Non sempre il posto di lavoro è sereno e tranquillo. Se i tuoi superiori si comportano così con te, ecco un modo che ti permetterà di difenderti
Lavorare con tranquillità e serenità è importantissimo per il proprio benessere mentale e per la propria produttività. Va da sé, quindi, che avere un luogo di lavoro sereno e senza conflitti distruttivi è molto importante sia per coloro che lavorano che per il datore di lavoro (in quanto avrà dei dipendenti che producono di più e meglio).
Ma, purtroppo, non sempre è così. Ci sono posti di lavoro, infatti, dove il lavoratore non riesce a compiere le sue mansioni in modo sereno e, a volte, i responsabili della rottura di tranquillità sono gli stessi datori di lavoro. Se i tuoi superiori si comportano così con te, ti mostriamo un modo che ti permetterà di difenderti con efficacia.
Per guadagnare da vivere e provare ad avere una indipendenza economica è necessario lavorare. Se, nel caso di alcune persone, si è molto fortunati e ci si ritrova a lavorare serenamente, nel caso di molti altri non è così. Spesso, infatti, lo stress da lavoro dipende soprattutto dall’ambiente lavorativo in cui ci si muove e da colleghi e datori di lavoro.

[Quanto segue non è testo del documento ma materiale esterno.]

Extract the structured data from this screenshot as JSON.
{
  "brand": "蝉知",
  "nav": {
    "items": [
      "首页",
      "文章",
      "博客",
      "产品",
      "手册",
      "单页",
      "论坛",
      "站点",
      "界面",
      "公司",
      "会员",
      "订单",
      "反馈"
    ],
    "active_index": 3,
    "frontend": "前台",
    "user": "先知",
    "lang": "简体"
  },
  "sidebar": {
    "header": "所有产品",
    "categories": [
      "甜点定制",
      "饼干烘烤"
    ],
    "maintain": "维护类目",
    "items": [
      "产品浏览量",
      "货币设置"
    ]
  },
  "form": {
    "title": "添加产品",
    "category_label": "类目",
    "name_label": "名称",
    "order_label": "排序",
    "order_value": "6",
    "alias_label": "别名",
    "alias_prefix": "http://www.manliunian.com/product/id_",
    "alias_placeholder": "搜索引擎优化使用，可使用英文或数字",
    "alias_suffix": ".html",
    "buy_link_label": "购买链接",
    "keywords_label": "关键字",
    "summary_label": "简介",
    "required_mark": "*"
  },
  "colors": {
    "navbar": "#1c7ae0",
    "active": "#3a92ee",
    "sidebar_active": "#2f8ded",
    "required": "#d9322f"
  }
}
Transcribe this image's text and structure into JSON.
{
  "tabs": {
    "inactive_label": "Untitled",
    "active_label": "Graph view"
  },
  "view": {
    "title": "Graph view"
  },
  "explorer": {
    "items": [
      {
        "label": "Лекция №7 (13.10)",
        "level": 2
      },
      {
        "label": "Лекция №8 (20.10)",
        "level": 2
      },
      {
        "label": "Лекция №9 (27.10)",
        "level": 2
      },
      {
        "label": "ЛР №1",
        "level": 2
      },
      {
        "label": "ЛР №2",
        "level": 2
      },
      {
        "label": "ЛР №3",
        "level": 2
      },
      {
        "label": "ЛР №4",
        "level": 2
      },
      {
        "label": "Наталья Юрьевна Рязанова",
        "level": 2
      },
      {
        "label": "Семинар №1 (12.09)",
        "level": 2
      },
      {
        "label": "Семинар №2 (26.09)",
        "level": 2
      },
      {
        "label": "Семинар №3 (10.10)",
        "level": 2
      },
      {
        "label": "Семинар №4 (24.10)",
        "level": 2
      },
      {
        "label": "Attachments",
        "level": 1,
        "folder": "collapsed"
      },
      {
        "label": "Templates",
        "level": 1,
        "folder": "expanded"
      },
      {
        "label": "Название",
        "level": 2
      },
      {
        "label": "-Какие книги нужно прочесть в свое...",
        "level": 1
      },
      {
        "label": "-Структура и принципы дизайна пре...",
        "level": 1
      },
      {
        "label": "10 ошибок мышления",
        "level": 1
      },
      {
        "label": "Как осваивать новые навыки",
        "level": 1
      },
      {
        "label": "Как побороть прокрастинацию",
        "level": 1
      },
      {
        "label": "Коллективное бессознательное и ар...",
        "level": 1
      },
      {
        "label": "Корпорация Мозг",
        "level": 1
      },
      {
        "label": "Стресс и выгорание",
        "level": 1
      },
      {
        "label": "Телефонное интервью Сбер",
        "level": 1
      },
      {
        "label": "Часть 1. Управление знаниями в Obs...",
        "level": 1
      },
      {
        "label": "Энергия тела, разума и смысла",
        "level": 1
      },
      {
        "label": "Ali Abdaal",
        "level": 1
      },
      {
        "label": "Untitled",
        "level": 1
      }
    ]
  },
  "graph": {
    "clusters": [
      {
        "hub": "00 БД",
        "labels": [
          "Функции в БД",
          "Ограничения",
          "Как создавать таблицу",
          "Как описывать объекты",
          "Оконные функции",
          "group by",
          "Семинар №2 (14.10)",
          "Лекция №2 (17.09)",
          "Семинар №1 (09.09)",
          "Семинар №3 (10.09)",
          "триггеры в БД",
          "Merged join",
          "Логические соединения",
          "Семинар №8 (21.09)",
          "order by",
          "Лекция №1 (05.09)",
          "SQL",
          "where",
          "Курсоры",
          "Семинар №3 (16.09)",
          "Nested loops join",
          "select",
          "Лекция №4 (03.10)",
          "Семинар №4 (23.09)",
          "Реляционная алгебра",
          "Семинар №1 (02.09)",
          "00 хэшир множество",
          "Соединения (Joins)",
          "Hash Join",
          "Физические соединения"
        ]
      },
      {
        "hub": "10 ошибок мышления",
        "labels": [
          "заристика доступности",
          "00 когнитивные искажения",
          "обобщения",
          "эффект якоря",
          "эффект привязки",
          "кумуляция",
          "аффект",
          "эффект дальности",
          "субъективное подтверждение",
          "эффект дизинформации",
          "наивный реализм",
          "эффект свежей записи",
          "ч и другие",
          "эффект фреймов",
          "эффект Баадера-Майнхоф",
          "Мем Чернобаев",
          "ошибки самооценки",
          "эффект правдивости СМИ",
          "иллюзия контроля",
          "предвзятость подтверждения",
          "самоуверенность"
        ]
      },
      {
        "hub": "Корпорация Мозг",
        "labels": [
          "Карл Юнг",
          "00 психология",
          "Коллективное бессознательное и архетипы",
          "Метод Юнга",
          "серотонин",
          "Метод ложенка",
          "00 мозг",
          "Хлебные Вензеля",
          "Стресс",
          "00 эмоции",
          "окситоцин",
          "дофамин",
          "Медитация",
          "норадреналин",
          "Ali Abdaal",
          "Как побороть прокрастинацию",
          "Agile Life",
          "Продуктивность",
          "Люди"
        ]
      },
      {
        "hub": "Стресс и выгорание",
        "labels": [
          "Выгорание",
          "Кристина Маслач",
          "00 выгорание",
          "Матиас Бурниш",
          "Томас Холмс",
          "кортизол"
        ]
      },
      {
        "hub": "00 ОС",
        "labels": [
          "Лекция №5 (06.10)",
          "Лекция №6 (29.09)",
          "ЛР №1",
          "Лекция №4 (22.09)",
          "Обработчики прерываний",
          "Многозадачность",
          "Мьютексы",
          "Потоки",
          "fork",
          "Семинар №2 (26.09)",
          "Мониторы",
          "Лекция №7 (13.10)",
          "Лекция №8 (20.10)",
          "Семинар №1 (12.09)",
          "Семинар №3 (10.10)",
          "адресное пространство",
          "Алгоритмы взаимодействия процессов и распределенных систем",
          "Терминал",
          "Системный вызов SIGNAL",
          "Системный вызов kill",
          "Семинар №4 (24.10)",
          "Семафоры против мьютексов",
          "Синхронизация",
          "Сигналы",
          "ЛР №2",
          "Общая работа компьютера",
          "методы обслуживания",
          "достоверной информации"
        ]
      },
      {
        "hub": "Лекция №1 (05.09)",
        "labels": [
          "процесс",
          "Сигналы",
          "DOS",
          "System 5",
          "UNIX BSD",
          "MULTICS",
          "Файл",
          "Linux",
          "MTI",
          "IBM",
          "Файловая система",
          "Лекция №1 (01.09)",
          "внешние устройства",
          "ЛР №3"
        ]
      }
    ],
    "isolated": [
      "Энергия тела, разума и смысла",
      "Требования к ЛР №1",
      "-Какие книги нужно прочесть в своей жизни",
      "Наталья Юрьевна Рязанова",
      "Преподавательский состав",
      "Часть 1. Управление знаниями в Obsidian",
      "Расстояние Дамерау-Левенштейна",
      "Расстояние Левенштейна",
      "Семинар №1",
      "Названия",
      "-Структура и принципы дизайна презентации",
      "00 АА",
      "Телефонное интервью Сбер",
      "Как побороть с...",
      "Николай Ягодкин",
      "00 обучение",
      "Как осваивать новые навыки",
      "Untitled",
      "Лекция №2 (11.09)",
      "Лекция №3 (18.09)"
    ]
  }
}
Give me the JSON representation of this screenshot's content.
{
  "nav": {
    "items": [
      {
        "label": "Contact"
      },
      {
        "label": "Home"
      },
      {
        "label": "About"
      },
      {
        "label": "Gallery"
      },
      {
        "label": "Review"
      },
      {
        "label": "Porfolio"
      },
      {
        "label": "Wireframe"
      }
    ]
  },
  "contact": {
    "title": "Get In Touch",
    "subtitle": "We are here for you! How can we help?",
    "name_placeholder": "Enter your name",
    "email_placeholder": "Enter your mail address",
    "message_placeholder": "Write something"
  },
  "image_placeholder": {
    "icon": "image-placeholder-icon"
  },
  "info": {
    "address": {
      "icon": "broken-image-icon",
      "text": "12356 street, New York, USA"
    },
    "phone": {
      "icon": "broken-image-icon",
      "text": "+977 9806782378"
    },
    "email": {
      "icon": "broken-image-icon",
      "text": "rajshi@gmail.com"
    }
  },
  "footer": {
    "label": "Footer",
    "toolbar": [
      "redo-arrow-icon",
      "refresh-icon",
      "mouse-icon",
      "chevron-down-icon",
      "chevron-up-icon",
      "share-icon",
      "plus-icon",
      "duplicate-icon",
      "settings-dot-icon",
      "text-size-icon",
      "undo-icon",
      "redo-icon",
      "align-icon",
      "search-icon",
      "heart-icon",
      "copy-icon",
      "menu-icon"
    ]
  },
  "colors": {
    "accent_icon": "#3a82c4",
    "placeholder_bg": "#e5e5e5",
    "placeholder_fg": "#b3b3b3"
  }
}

Sono molti i casi, infatti, in cui nel proprio posto di lavoro si registrano comportamenti poco consoni che non rispettano i diritti dei lavoratori. Questo fenomeno viene definito comunemente “mobbing” e consiste fondamentalmente in continue vessazioni nei confronti di uno o più lavoratori, da parte del datore di lavoro o addirittura di altri colleghi. Tuttavia, se i tuoi superiori si comportano così con te, ti mostriamo un modo che ti permetterà di difenderti.
Secondo la legge, il mobbing si configura quando, rimproveri continui, vessazioni, mansioni non coerenti e idonee al ruolo occupato, ecc., si percuotono per oltre 6 mesi. In questi casi, infatti, il lavoratore può andare in contro a livelli di stress talmente elevati che possono portare ad eccessiva ansia, depressione e stress e altri disturbi che interessano la sfera psicofisica.
Dunque, in questi casi il lavoratore ha il diritto di denunciare all’autorità giudiziaria competente. Tuttavia, è consigliato avvalersi anche dei sindacati e, in casi molto gravi, di rendere pubbliche le minacce subite. Se provato, il fenomeno di mobbing può portare il datore di lavoro a fornire un risarcimento economico nei confronti del lavoratore.